Figuring out the Technique
Day 2 — The first real day of construction took the longest because I needed to build the base plate into which we would fasten the bottom of the skirt. Using my chop saw, I first cut 18″ stakes to drive into the ground.
I used a plumb line to establish the face of the skirting and left 1.5″ of space behind the plumb line for the 2×4 to fit. After pounding the stakes in with a sledge hammer, I put stone underneath where the base plate would be attached. Then I attached the base plate to the stakes.
With the base plate in place we were able to begin installing the skirting. We started under the stairs; working our way from the most complicated end to the least. Under the stairs we had to notch some boards to match the rise and run.
The length of the skirt boards varied slightly as the distance between the top of the pressure treated deck skirting and the ground changed. We butt the boards against one another, knowing that as they dry they will shrink. At one point there looked to be a tilt to the boards left to right, so we began to use our level to ensure each board was true. By the end of the first night I had completed part of one side.

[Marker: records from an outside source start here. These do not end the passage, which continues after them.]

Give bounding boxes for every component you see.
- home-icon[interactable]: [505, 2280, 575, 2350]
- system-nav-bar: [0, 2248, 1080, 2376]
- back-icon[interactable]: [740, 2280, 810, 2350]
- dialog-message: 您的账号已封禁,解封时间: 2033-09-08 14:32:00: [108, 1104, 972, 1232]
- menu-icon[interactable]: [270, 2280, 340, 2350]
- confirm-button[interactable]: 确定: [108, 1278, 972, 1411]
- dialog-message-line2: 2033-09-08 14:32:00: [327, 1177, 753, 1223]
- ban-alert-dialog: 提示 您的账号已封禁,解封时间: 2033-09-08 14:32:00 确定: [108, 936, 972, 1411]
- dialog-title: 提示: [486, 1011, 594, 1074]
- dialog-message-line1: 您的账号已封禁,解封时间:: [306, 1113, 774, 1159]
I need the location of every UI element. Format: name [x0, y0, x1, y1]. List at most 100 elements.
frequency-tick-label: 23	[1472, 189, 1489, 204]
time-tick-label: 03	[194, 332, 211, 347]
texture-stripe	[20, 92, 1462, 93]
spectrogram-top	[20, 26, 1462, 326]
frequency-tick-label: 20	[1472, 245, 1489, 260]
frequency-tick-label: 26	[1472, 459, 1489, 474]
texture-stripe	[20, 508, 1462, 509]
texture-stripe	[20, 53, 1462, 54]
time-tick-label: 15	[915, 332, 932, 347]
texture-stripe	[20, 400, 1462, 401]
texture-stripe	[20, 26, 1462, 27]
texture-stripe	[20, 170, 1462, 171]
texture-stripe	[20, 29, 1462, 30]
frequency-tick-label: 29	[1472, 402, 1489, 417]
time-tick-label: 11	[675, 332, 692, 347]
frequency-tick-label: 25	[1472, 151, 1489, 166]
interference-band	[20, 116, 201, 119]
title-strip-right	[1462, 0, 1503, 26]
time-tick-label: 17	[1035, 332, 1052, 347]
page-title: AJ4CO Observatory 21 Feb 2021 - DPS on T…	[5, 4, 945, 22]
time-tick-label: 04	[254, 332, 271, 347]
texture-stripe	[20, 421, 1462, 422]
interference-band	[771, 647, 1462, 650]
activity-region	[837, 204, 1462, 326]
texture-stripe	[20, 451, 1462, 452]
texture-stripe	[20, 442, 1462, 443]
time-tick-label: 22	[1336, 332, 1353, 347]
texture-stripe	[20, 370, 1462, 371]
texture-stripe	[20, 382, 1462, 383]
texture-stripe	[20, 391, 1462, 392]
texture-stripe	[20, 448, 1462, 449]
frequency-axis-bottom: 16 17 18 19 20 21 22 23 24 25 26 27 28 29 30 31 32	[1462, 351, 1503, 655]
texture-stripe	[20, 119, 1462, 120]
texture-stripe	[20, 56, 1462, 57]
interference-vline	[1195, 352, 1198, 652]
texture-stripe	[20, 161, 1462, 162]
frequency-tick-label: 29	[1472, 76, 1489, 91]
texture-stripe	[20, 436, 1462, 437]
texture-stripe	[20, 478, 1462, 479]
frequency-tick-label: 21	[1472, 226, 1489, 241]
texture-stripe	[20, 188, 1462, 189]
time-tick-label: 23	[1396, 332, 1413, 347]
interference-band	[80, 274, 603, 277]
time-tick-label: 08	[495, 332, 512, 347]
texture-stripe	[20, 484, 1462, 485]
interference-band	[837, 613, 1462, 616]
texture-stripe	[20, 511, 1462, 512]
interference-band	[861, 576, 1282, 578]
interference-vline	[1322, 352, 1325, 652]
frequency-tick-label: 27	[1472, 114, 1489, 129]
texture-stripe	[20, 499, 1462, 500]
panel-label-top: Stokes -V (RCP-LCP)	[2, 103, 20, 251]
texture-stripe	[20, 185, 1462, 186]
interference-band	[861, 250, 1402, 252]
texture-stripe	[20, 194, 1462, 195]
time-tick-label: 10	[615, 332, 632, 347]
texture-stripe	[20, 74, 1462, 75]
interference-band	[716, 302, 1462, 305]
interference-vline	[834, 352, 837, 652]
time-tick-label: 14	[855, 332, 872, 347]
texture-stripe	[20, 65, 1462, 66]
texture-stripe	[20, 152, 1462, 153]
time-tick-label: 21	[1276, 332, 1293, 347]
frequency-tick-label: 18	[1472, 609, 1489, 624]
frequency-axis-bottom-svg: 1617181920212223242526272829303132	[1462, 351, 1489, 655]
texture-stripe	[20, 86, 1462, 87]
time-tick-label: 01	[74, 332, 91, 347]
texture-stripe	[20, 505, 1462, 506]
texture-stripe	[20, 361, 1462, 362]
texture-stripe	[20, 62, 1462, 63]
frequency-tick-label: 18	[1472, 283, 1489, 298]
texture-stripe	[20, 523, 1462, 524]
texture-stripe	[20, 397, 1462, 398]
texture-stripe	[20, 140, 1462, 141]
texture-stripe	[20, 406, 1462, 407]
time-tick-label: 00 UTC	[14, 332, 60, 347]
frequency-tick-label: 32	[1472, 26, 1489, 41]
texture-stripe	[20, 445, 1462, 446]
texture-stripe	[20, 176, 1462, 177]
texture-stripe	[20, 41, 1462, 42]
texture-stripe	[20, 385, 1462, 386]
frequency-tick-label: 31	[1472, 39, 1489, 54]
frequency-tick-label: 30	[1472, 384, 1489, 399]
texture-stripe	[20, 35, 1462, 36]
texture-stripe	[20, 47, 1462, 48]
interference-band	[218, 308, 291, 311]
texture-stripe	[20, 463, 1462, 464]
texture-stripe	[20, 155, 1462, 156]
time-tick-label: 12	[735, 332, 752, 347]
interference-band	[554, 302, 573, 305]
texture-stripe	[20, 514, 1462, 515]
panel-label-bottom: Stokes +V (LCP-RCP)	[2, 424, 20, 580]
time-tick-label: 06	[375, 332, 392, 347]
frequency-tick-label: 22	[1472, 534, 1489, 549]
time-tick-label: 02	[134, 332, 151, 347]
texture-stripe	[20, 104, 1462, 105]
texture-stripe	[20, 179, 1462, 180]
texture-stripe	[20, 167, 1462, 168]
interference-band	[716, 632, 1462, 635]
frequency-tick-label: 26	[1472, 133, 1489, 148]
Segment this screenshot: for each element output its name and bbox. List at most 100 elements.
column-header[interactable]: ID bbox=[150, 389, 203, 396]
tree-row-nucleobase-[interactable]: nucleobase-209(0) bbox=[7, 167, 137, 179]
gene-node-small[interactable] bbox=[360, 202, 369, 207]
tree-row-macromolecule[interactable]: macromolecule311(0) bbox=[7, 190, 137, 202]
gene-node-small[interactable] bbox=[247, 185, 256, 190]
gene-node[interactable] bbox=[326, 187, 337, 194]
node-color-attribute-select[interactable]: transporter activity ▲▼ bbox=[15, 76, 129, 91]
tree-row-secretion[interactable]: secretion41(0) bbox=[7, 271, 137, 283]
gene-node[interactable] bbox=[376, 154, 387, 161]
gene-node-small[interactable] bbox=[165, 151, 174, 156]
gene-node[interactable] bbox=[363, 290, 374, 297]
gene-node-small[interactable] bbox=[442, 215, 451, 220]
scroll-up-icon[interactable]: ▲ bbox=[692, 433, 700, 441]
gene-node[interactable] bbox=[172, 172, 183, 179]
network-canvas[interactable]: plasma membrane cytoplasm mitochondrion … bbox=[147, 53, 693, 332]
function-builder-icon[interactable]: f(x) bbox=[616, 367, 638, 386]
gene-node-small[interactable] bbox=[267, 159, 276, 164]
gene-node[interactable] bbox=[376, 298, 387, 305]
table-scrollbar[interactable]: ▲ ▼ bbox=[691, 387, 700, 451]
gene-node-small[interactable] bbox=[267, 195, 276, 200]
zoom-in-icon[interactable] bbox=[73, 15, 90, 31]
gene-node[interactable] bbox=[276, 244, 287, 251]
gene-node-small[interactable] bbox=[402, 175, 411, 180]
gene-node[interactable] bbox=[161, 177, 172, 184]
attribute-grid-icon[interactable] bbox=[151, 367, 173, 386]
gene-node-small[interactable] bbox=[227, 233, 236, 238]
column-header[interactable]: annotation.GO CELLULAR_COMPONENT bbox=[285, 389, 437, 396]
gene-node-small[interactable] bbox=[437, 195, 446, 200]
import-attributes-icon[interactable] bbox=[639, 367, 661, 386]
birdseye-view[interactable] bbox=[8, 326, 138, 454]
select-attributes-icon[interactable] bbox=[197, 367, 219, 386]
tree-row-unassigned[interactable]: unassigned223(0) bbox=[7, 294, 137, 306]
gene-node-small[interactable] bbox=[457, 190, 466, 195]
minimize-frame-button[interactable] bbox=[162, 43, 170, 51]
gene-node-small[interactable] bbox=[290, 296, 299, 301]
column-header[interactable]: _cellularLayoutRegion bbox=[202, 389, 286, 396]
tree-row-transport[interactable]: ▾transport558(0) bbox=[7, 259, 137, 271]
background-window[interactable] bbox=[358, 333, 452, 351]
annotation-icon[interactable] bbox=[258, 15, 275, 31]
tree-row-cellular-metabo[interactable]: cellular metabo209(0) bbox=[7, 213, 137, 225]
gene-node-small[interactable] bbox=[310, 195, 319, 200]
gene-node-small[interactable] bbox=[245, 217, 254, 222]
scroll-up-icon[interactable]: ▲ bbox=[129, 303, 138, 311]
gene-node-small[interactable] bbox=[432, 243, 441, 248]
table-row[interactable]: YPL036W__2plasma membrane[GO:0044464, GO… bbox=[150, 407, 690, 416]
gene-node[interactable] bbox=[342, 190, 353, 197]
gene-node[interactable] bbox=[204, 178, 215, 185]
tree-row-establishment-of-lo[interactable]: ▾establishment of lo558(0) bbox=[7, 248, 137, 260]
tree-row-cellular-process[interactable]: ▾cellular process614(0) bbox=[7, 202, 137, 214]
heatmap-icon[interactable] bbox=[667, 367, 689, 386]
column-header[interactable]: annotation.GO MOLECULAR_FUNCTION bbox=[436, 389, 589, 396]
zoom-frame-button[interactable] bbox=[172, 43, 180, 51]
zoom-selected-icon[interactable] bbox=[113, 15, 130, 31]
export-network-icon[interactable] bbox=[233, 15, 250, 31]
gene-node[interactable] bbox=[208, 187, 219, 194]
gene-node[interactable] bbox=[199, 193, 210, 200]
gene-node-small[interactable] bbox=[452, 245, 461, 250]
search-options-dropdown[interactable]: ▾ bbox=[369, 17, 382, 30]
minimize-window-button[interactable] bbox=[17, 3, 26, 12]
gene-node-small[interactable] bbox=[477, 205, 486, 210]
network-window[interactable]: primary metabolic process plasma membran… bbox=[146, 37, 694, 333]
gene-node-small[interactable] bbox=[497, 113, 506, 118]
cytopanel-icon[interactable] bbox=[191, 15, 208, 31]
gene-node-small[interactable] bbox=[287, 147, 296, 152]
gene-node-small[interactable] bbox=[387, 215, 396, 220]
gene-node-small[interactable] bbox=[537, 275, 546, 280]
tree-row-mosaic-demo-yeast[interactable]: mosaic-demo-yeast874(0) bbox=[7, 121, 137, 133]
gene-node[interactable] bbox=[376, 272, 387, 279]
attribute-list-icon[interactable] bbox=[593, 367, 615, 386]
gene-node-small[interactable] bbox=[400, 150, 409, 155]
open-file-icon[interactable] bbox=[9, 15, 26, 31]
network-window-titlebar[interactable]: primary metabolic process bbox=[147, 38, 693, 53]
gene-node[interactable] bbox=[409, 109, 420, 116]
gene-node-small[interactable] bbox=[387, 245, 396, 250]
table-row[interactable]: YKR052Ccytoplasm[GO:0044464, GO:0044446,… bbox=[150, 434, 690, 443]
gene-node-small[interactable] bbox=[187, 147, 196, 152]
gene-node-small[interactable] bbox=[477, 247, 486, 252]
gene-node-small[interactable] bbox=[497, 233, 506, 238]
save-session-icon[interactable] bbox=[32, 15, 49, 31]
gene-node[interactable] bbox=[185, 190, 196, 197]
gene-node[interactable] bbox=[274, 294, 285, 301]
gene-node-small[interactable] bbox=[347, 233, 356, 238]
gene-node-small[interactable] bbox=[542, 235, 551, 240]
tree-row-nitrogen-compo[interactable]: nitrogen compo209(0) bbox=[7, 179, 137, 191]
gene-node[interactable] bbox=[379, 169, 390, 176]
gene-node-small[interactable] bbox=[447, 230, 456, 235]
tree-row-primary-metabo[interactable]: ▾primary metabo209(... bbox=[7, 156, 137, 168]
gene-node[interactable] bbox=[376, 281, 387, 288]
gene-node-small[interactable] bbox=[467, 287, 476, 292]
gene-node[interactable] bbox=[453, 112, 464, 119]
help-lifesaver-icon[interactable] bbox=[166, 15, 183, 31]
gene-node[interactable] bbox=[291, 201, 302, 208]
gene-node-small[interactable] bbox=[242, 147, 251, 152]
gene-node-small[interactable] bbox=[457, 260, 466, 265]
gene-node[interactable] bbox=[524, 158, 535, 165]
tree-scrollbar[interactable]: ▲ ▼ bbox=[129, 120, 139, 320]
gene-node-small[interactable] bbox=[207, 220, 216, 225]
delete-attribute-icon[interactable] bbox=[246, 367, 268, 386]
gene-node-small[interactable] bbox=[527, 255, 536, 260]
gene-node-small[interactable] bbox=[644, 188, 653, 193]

Getting in a Rhythm to Finish the Job
Day 3 — The third day was a Saturday, so we could count on a full day of work. We set up our work site with an electric drill for pilot holes and a cordless drill to drive the screws. Tricia could bark the lengths of the boards to me for cutting while she was installing the boards. We made it through 2 sides of the project before we couldn’t bend over anymore.
Day 4 — We rounded the last corner of the 20×25′ deck and installed the last board. To make absolutely sure that no animals would get through our fortress we plugged up any small holes between the skirt and the house with foaming insulation.
Overall, we are very pleased with the project. It was straightforward, simple carpentry with very few challenges. The skirt makes the diy pressure treated wood deck skirting ideas look clean and finished. We will give the wood a year to rest before we seal it.